There's so much to pick at here, and the parallel you draw later to MLK is absolutely disgusting (prominent civil rights leaders ≠ fictional TV characters), but the only thing I really want to respond to is that most people do not experience TV this way. Most people understand that TV shows are not representing an actual reality, but have instead been created by humans, whose professional & personal agendas, motives, and biases have shaped the content in ways both conscious and unconscious. The OP's niece certainly understands -- that is the entire basis of her reaction, knowing nothing about the BtS she could tell immediately, at age 9, that something was fishy with that costume. And she's right. It does not fit the expressed ethos of the show. They can add a line or two to justify it, and they did, but it was starting from the sex appeal and working backwards, and that justification will always feel like an awkward retrofit to many, because that's exactly what it was.
You're telling people they're wrong for responding negatively to sex appeal jammed into a show, because Janeway never said "Seven, your job will be to provide T&A." But they're not wrong, they're just more sophisticated consumers of television than you are. If you prefer to narrow your focus to exclusively what is in-universe and pretend that these are the actual travels of the starship Voyager, that's perfectly fine. If that's the way you enjoy the show the most, that's great, you do you! But people who recognize that BtS imperatives sometimes damage the product aren't wrong, they're just taking a more full view of the show, and of life/reality overall.
This, absolutely this.
Failing to understand the difference between empowering and exploiting is central to the problem and people either get it or they don't.
It's ridiculous to talk about a show which shows us an "optimistic future" (I'm not convinced on that score anyway, it seems to be something oft mentioned but rarely seen but that's another matter) being a justification for perpetuating a real world social norm which violates the ideals presented.

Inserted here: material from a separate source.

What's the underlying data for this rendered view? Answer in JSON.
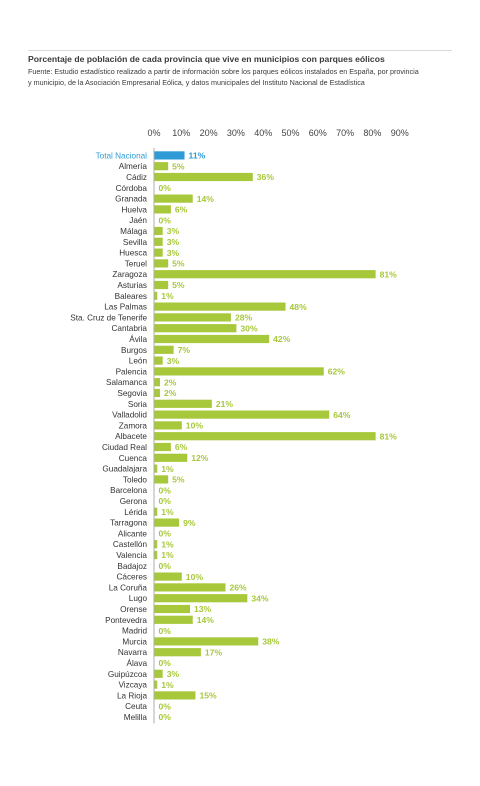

It's placing art above the reality it supposes to comment thus making the comment meaningless and hypocritical at best, self defeating at worst. If you want to present a message in your work you start with the manner in which it is made and proceed from there else it's a house of cards.
Seven is a perfect example of how this fails. The character may well be praised by many fans for the qualities she possesses but the question of her attire is still the main focus of discussion,
over twenty years later. That we keep having this conversation is very telling about the impact the character has had on popular culture and it's not a positive sign. If all this time later she's remembered first and foremost for the catsuit then any argument about how that was justified in terms of her being a positive role model look very suspect indeed.
If she was such an influential role model why does that so often come into the conversation
after the fact, as a defense against criticism, rather than as the feature which made her memorable?
It's because most of us saw her on screen and knew instinctively what was being sold to us, what the purpose of that image was. We knew perfectly well that her role was in no small part to be presented as a body to look at and we know in retrospect she was uncomfortable with that on more than one level. It takes an almost willful detachment from reality not to see that.
I've been making similar arguments for years and it's interesting how the patterns of responses have changed as more and more questions have been asked of the industry and the spotlight has focused on the treatment of performers.
I'm sorry
@Timo, where it comes to counting the windows on a model starship and calculating the wattage of a phaser you are without peer, but where it comes to the underlying human themes and values you're yet to achieve the status of fish out of water.
Jeri Ryan could have said she wouldn't wear the catsuit. No one forced her to wear it. Women in movies don't have to rip their clothes off but they do because they want money.
Unfortunately for the longest time they frequently
did have to if they wanted to work, both onscreen and off. That's not ok. Actors (and I'm using one word to refer to everyone onscreen here) are not there merely to be objects of sexual consumption, not for the audience and not for those who have the power and influence behind the scenes.
Jeri Ryan wasn't physically forced to wear the suit, but she didn't want to. She wore it because she felt powerless to object.
She could have said no, she could have stood up to the intimidating man who could end her career, the man well known for being a vindictive and sexually predatory bully who would abuse his power on set and off it. She could have walked away and been blacklisted in an industry which was (doubtless still is) accustomed to demands being met and ousting those who objected.
Or she could have toed the line as thousands have done before and after because that was what was expected of her and she was too small, too alone, to change the world. Nor should she have to.
Claiming she had the power to change that situation is absurd and saying "sex makes the world go round" in no way makes your claimed exasperation seem even worse. There's both a place and a role for entertainment which doesn't boil down to exploitation and we can show sexy perfectly well in context. Michael Burnham for instance is a sexy character, SMG is capable of portraying that aspect of herself onscreen very well indeed where it is integral to the plot. That doesn't mean we are watching her going about her day to day duties in an outfit which makes no sense except as an opportunity to ogle her.